La ciudad no es para mí. La campaña más sucia

No hay que ser hígado de ánade para augurar una campaña muy sucia.

Ayuno esta vez de pistas por parte de algún buen amigo, sumido en el tedio del noticiario, me enfrento -sin red- al vértigo de vislumbrar el futuro. El inmediato, porque el resultante se me antoja más enigmático.

Ni la construcción de las pirámides egipcias, ni la existencia insular de la Atlántida –ni el grupo musical alemán de los 90- remedian la primera acepción de los diccionarios. Enigma es aquello imposible de entender. Y de comprender.

El conjunto -normalmente disjunto- de interpretaciones de lo que puede salir de las urnas el 28A se compadece mal con la técnica y la metodología científicas. Todo parece indicar que responden más bien a una estrategia de cálculos y posturas, cambiantes cuando no efímeras, que palpita como un electrocardiograma en función de un sobresalto.

Tener que soportar la tutela chulesca del filoetarra de Bildu y pagarla al mismo tiempo con la afrenta a la Policía Nacional y la Guardia Civil, no va a favorecer las ansias de continuidad del doctor Sánchez (y no hablo de los tribunales académicos en los que se coló), pero sí ha elevado el tono de precampaña.

Cerradas las listas y prietas las filas, ha dado comienzo la pasarela. Si lo tomamos como ensayo general del desfile definitivo, no hay que ser hígado de ánade para augurar una campaña muy sucia.

Miedo da que se convierta en atontamiento del electorado, en estímulo de su desidia, o en trivialización de la importancia del voto. Cuando lo que está en juego es tanto.

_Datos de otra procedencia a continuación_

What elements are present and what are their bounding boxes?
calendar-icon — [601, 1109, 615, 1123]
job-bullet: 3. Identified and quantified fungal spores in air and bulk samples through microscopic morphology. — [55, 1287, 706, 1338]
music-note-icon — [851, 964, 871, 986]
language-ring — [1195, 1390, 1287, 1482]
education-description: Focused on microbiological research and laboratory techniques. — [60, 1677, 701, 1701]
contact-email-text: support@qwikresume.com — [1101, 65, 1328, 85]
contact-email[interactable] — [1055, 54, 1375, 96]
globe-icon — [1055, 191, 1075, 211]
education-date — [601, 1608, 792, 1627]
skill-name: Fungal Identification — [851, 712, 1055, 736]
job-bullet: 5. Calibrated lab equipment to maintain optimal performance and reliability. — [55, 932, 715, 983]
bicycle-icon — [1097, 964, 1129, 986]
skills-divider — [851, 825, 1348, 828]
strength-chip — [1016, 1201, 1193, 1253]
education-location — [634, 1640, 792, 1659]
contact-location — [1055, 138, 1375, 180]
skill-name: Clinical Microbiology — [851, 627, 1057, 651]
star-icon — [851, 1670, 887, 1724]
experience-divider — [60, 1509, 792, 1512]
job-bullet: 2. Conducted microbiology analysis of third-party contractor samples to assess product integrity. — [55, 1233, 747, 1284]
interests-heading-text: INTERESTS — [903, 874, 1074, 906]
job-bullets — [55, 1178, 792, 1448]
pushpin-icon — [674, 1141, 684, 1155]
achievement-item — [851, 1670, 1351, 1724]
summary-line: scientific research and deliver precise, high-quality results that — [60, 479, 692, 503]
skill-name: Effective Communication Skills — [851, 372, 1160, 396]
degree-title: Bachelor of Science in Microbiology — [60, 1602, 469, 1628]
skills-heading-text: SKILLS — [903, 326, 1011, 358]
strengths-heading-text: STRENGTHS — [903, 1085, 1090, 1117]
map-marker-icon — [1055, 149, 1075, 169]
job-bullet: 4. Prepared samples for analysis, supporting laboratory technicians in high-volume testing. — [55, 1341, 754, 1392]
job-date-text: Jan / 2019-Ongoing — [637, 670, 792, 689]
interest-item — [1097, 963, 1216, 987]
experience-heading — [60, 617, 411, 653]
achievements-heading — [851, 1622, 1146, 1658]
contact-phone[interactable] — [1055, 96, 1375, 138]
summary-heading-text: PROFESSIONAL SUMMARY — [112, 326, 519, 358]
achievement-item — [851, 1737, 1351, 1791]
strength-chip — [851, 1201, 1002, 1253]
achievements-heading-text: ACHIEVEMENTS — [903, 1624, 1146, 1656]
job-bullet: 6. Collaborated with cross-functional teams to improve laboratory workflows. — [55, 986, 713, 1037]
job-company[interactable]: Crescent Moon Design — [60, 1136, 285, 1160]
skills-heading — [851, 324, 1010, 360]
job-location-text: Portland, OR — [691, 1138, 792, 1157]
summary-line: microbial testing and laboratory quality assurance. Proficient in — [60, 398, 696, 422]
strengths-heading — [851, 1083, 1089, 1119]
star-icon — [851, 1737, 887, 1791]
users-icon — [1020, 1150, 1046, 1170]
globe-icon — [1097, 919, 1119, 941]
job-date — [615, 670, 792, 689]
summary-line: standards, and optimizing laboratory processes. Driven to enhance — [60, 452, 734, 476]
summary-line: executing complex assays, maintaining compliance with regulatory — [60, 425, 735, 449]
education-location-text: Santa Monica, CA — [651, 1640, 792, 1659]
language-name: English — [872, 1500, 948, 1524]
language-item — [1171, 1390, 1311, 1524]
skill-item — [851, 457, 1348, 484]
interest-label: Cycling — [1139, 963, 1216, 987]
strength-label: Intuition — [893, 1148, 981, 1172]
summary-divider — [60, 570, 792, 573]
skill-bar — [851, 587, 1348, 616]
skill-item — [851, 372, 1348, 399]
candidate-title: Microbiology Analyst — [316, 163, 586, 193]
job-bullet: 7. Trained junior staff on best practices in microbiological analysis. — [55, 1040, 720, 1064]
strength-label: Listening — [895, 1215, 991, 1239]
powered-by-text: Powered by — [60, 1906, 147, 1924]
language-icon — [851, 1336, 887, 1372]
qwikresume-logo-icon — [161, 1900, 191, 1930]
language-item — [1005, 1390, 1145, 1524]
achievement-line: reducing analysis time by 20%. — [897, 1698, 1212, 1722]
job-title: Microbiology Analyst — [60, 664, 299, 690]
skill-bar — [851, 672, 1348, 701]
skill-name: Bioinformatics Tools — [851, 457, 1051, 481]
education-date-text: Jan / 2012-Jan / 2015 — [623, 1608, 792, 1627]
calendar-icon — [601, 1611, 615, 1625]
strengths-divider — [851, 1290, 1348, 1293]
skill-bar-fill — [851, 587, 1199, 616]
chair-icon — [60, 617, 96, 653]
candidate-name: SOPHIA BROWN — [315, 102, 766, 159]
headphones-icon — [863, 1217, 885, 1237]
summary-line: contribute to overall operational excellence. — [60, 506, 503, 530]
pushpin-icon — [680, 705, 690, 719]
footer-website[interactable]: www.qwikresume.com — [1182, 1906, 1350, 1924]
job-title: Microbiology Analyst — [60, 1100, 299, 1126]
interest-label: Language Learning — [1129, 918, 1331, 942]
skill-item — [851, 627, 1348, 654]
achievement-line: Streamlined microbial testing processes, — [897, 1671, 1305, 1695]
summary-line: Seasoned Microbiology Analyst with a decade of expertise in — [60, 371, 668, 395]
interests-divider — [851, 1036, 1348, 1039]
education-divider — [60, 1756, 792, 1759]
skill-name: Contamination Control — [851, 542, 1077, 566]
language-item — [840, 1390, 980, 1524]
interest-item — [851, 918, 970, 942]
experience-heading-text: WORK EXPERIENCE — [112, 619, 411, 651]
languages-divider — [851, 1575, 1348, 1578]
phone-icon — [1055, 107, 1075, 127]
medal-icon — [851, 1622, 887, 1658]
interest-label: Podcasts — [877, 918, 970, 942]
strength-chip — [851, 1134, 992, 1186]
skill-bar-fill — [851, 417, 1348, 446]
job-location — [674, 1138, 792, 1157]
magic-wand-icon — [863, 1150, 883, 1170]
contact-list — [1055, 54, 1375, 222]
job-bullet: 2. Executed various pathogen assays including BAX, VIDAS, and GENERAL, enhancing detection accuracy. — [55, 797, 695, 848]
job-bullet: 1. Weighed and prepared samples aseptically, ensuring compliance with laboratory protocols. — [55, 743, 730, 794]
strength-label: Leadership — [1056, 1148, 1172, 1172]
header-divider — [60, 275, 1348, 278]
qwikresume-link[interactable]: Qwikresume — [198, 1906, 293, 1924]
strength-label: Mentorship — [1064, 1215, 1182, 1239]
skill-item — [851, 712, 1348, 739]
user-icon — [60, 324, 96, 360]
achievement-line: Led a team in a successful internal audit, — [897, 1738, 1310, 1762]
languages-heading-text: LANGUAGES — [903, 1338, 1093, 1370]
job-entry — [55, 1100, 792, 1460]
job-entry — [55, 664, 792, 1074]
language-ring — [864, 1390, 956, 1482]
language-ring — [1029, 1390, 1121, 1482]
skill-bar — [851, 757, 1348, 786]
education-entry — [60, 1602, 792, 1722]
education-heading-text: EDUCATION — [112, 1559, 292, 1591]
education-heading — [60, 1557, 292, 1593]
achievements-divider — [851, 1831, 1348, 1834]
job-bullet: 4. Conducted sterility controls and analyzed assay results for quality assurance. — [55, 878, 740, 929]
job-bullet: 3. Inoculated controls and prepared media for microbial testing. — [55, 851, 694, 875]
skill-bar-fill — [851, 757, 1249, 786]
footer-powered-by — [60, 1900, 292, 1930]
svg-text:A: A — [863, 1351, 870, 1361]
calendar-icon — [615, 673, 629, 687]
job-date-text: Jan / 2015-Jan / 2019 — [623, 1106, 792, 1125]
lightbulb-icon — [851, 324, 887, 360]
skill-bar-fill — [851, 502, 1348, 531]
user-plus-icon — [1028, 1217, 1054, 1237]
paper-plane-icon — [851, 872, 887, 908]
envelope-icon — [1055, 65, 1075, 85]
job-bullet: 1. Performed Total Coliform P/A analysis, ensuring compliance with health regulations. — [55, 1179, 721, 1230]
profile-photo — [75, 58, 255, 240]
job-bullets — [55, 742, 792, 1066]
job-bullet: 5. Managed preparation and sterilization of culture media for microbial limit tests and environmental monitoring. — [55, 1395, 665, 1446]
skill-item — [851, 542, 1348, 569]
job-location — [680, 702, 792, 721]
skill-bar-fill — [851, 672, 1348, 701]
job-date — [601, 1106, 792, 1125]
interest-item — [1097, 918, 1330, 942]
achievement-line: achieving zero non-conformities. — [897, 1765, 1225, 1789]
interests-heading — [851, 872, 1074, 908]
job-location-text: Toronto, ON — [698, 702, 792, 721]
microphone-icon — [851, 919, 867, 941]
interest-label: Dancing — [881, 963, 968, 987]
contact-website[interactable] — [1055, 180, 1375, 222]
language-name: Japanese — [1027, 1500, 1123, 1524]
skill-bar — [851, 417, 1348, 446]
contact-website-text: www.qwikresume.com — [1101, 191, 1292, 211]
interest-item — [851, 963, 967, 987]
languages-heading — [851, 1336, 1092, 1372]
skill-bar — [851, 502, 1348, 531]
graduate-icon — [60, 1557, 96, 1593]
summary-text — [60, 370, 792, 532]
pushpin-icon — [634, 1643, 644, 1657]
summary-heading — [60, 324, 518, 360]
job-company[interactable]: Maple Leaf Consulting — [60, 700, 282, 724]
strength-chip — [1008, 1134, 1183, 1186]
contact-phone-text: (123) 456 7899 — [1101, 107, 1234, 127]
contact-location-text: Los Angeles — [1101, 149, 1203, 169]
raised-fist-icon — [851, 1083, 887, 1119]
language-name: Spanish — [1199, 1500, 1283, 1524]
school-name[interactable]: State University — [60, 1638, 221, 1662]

Miren a Torra (cómo me cuesta omitir calificativos) momentáneamente abandonado por sus cachorros más llamativos. Veremos lo que dura el desencuentro. El espectáculo censor con Arrimadas clama al cielo, como clama la propuesta de sanción al mosso de “la república no existe idiota”, como si fuera punible incluir dos verdades en frase tan corta. A mí me parece un haiku excelente.

(Lo del separatismo y la intransigencia suele ir unido. Hasta la regidora Oliver lo practicó el otro día con Giner en el Pleno del Ayuntamiento de Valencia. Ribó es más zorro).

El respeto por la muerte, que es el respeto por la vida y por la dignidad de la persona, no debiera tener cabida en la contienda electoral. Partidarios y detractores de la eutanasia hacen mal en añadir apasionamiento al momento delicado que atraviesa España.

Cuando intentamos eliminar la hojarasca, el lugar común, la consigna, el brindis al sol, la promesa infundada … del discurso electoral (no importa ahora el candidato) surge el enigma. Cuando no el vacío.

Mientras, los votantes conservamos intactas nuestras convicciones, firme y profundo patrimonio, y con él y con nobleza, nos acercaremos a las urnas por la prosperidad de España.

No debieran perder el tiempo. Ni hacérnoslo perder.